The study by Yale showed that just 17% of Japanese believe climate should be a “very high” priority for the government, last in the G7 by 12 percentage points.
“Whenever I have a chance to talk with people who are aware of climate change and who are worried about climate change, they tend to ask me, ‘What can we do to save the climate?’” Kameyama says. “So I recommended them to reach out to other people and try to convey messages that they are worried about climate change.
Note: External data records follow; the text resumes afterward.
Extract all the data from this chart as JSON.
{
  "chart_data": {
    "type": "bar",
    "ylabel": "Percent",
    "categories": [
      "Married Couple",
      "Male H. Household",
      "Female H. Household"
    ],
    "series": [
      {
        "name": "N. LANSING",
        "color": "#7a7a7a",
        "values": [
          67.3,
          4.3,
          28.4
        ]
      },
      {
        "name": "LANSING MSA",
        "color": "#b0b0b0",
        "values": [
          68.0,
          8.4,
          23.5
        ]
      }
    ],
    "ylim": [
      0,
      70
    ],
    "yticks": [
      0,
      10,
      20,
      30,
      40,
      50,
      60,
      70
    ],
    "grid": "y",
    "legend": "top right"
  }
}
And that’s the only way to change the mindset of political leaders, even at a local level.”
Indeed, Kameyama also contrasted the way Japanese leaders speak about disasters compared with their counterparts in other countries.
When U.S. President Joe Biden visited California in January after deadly storms lashed parts of the typically dry state, he opened his remarks by saying, “If anybody doubts that climate is changing, then they must have been asleep for the last couple of years.”
In his remarks during his visit to western Japan in the aftermath of the 2018 floods, then-Prime Minister Shinzo Abe didn’t mention climate change at all, although he did refer to the link between the disaster and climate later that year — albeit in an English-language op-ed for the Financial Times. Other top lawmakers have referred to the link between recent disasters and climate change — including Fumio Kishida before he became prime minister — but not as forcefully as Western leaders and in government meetings where the messaging might not be as impactful.
“Whenever there is a flood or extreme weather events in his or her own country, (other G7 leaders) will go to the place and they will talk about climate change,” Kameyama says. “And everybody’s watching (them) talk about or relate the loss and damage to climate change.
“In Japan, we never see that happen.”